インフラ整備なくしてアジアの成長に不可欠と認識しています。民間資本の流れを促進するには、途上国のビジネス環境改善が不可欠ですが、そうした取り組み自体も多額の投資を必要とするため、途上国としても自国の税収を効率的に高めていく必要があります。また、金融セクターの不安定により投資家のリスク回避傾向が強まり、民間資本の流れが滞ることも考えられるため、途上国国内においても金融機関の整備と改革が必要です。IMFとしては、マクロ経済の安定と金融セクターの安定の2つを最重視しています。マクロの安定なくして民間資本は入ってこないからです。この2つを確保した上で、ミクロ部門でいかに効率的にインフラ整備をしていくかを考える必要がありますが、その点に関してはガバナンスの問題も含めた途上国の対応が重要となります。

Q:

政府の情報開示について。ギリシャやハンガリーの財政問題については、これまで政府が発表してきた財政データに不備があったことが危機の引き金となっています。アジアについても、一部の国で同様の可能性が指摘されています。

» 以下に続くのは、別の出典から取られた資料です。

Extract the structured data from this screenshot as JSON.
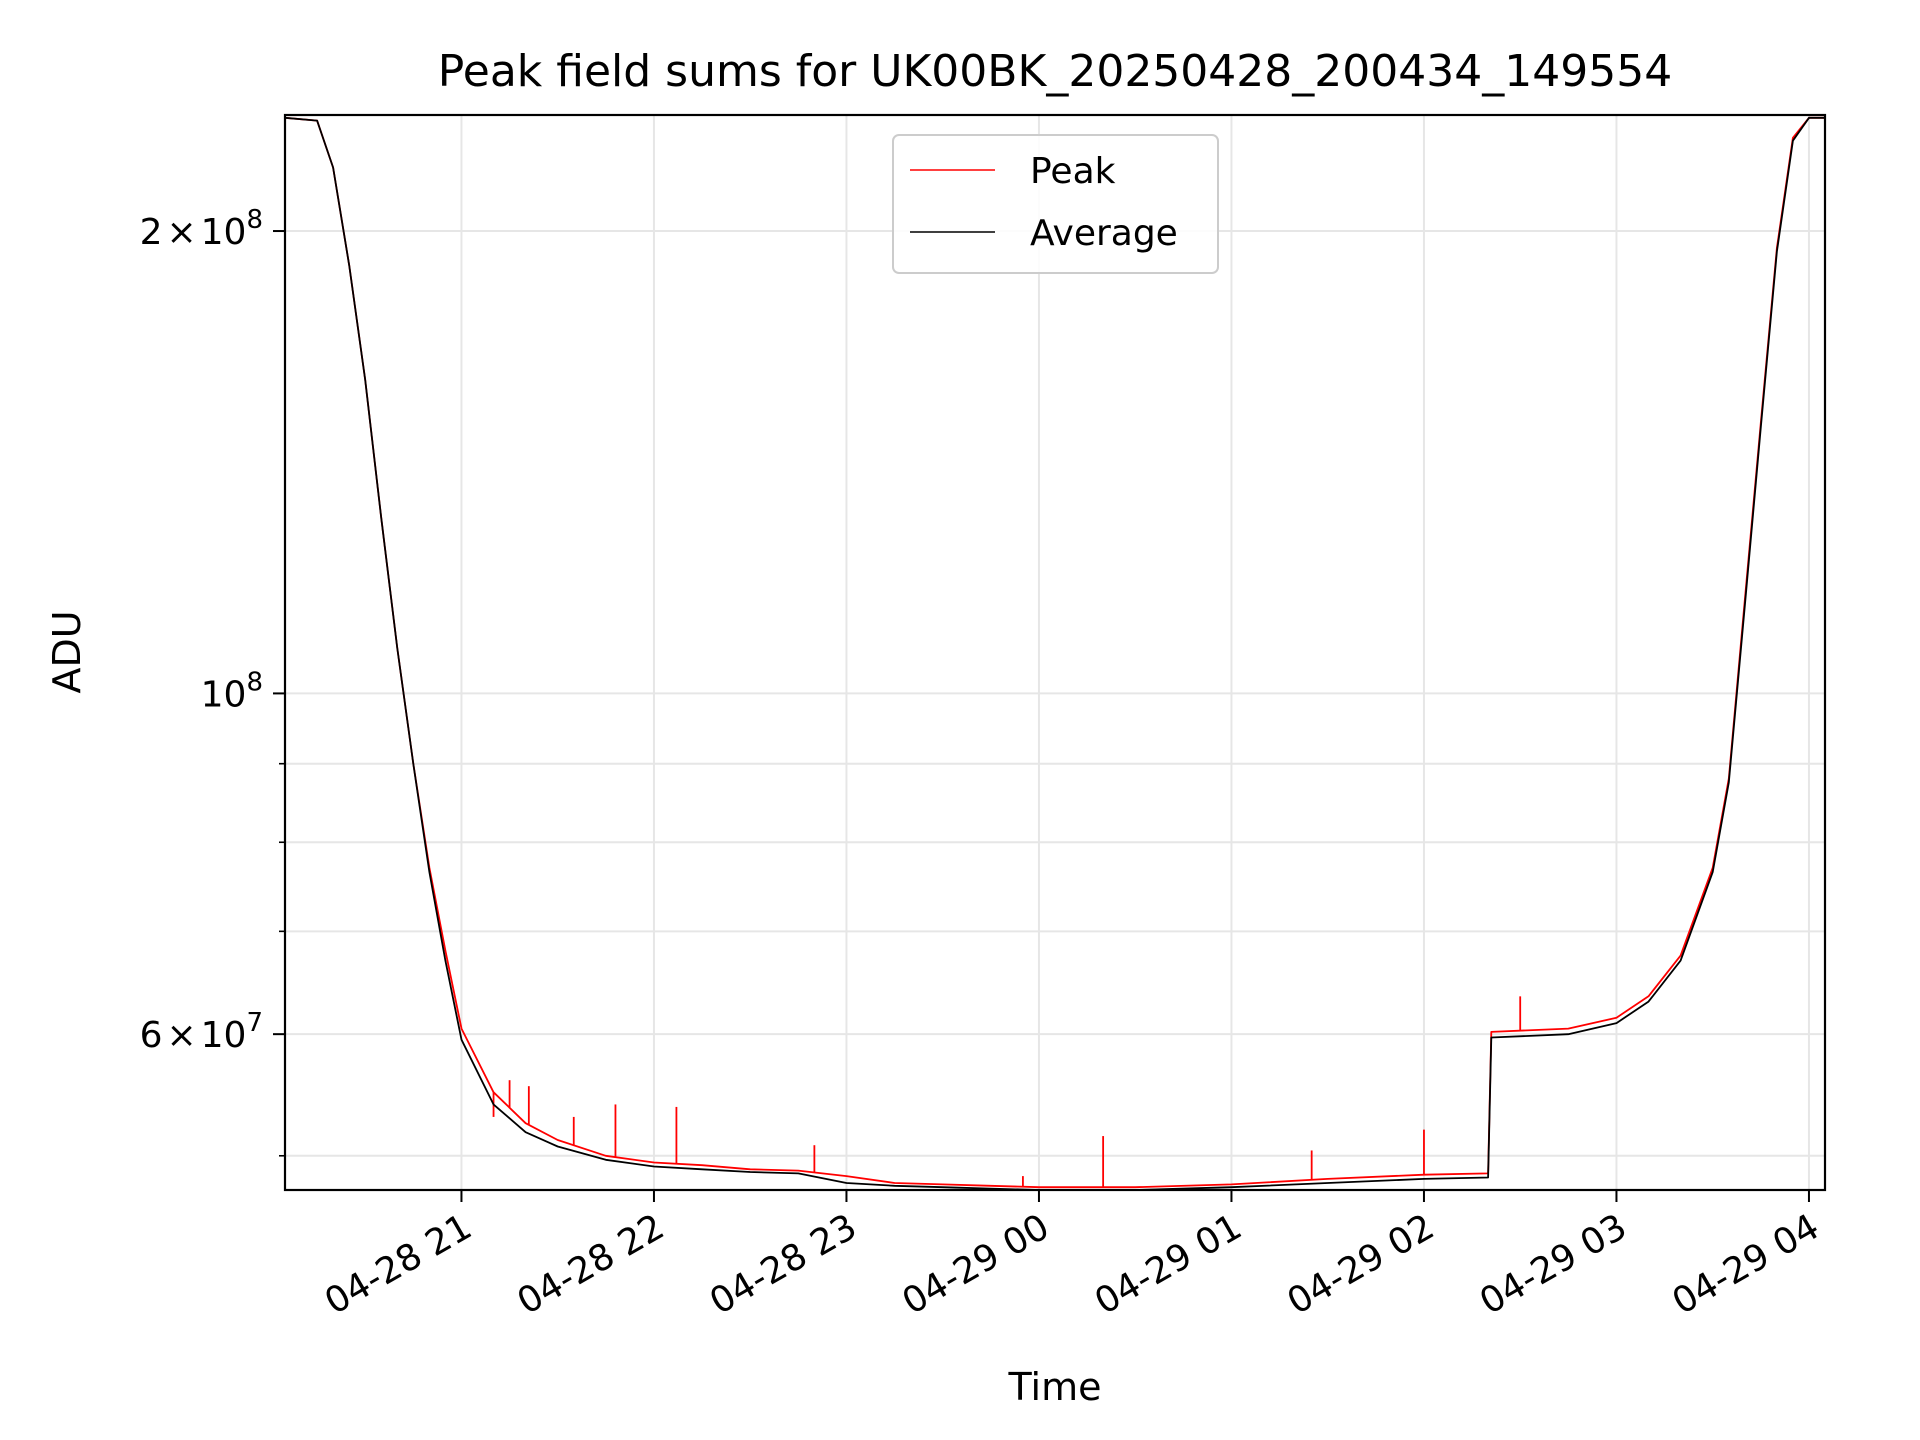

公的債務のGDP比はアジア全体平均で22%ですが、たとえば中国の20%は中央政府だけの数字であり、地方政府の分も含めると結構大きいのではとの指摘もあります。IMFとしても、マクロ政策をレビューしていく上で、各国の統計整備や信頼性確保に関する取り組みを強化する必要があると思われますが、その点についてはどのようにお考えでしょうか。

A:

良い統計なくして良い政策提言は不可能ですので、IMFとしては金融危機以前からも加盟国の統計整備を重要視しています。公的債務については中央政府が発表する数字を主に見ていますが、国際比較が非常に簡単な一方で、公営企業が多い国ではこれらの企業の債務を含めるかという統計的な問題が出てきます。また、公的債務だけでなく、民間債務(民間の海外からの借入)も計測する必要があります。銀行に限れば、BISがかなり包括的なデータを出していますが、対象はBIS加盟国のみです。また、この点に関しては、資本規制緩和による国の違いも問題になっています。たとえば、資本規制の緩和が進んだシンガポールでは、経常収支のデータはありますが資本収支のデータが不足しています。さらに、金融機関の海外取引に際しては、中銀のレポーティングシステムが非常に重要ですが、資本規制の撤廃に伴いそうした制度までも無くしてしまった国が南米を中心に一部あります。

Q:

アジアの債券市場の重要性について。アジアの銀行は個別で見ると比較的健全といわれていますが、GDPに対する銀行の資産水準は世界平均を下回っていることから、間接金融を中心に資金を供給する仕組みがいまだに弱いと見られます。実際に、株式時価総額のGDP比など直接金融に関しては世界平均と同等の水準にあるにも関わらず、債券発行残高は世界平均を大幅に下回っている状態です。特に公的部門を除いた民間部門の債券市場が非常に未発達ですが、この部分を拡充しない限り、銀行の負担がどうしても高まるため、企業の資金調達がはかどらないと思われます。韓国のように銀行が債券を発行するケースもありますが、アジアの債券市場が全体的に未発達な理由と今後とるべき対策についてはどうお考えでしょうか。

A:

アジアの直接金融に対する依存度の高さは確かに指摘されています。金融センターが発達したシンガポールですら、資金調達は銀行中心となっています。ご指摘のように、資金の供給先を多様化するためにも債券市場の発展は不可欠です。その鍵を握るのが投資家教育と格付け機関。格付けは現状ではS&Pやムーディーズなどの欧米機関に依存していますが、そのコストの高さが債券発行を困難にしているケースも多いようです。そのため、ローカルな格付け機関の育成も債券の発行条件を改善する上で有効と見られています。

この議事録はRIETI編集部の責任でまとめたものです。